Ma Selwin Hart, Consigliere del Segretario Generale dell’ONU per il clima presente a Glasgow, ha risposto senza mezzi termini: "Fatih, ho visto i tui numeri, ma sulla base degli impegni nazionali presi il mondo è sulla strada di un riscaldamento di 2,7 gradi, una catastrofe".
Se si superano 1,5 gradi di riscaldamento dai livelli pre-industriali, nel prossimo decennio quasi metà della popolazione mondiale sarà esposta al rischio di ondate di calore, siccità, inondazioni o carenza d'acqua, contro il 43% a rischio oggi. Lo sostiene una ricerca di McKinsey & Company presentata l'8 novembre alla COP26 di Glasgow, nella giornata dedicata all'adattamento ai cambiamenti climatici. Secondo il rapporto, in questo scenario le zone sottoposte ad ondate di calore potrebbero registrare temperature che renderebbero impossibile lavorare all'esterno nel 25% delle ore lavorative di un anno.
Obama: "Ora bisogna convincere gli ostili"
"Il tempo sta scadendo: abbiamo fatto significativi progressi dall'accordo di Parigi ma dobbiamo fare di più sia collettivamente sia individualmente": così Barack Obama ha aperto il suo intervento alla COP26 di Glasgow l'8 novembre. "Questo è un decennio decisivo per evitare il disastro climatico", ha ammonito l'ex Presidente, ricordando che i cambiamenti climatici sono sempre più evidenti e sostenendo che la lotta alla crisi climatica dovrebbe trascendere la normale geopolitica. A suo avviso, la riduzione dell'uso del metano è "la singola soluzione più veloce ed efficace".
"Il cambiamento climatico è una fonte di vera ansia e vero pericolo per i giovani, è una questione personale"; per Barack Obama la crescente partecipazione dei giovani alle elezioni e alla politica costringe i leader e i partiti a non ignorare il problema del climate change. I giovani, ha aggiunto l'ex presidente, possono anche spingere le aziende ad agire su questo fronte. "Due anni fa Greta Thunberg ha ispirato migliaia di giovani, ora il mondo è pieno di Grete".

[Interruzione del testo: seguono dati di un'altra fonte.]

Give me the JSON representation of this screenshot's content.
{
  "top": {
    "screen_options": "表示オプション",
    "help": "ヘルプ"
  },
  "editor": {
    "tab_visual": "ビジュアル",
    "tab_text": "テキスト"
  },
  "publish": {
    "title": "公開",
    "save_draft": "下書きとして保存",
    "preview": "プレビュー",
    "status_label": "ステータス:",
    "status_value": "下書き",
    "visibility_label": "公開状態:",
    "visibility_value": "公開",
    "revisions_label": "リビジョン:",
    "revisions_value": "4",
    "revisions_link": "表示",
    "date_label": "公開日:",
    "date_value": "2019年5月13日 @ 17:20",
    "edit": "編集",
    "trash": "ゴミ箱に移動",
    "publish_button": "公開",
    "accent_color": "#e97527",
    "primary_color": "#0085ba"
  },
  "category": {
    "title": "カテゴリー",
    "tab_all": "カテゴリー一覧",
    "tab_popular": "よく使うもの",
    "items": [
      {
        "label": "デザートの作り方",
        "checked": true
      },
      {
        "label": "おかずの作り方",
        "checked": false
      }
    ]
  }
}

"Le proteste sono necessarie ma per costruire le coalizioni necessarie dobbiamo persuadere quelli che non sono d'accordo o che sono indifferenti. Voglio che rimaniate arrabbiati - ancora Obama ai giovani - ma canalizzate questa rabbia, spingete sempre di più, questa è una maratona non uno sprint".
Per l'ex Presidente americano è necessario "ascoltare le obiezioni e la riluttanze della gente comune, comprendere la loro realtà e lavorare con loro in modo che azioni serie sul clima non abbiamo un impatto negativo su di loro".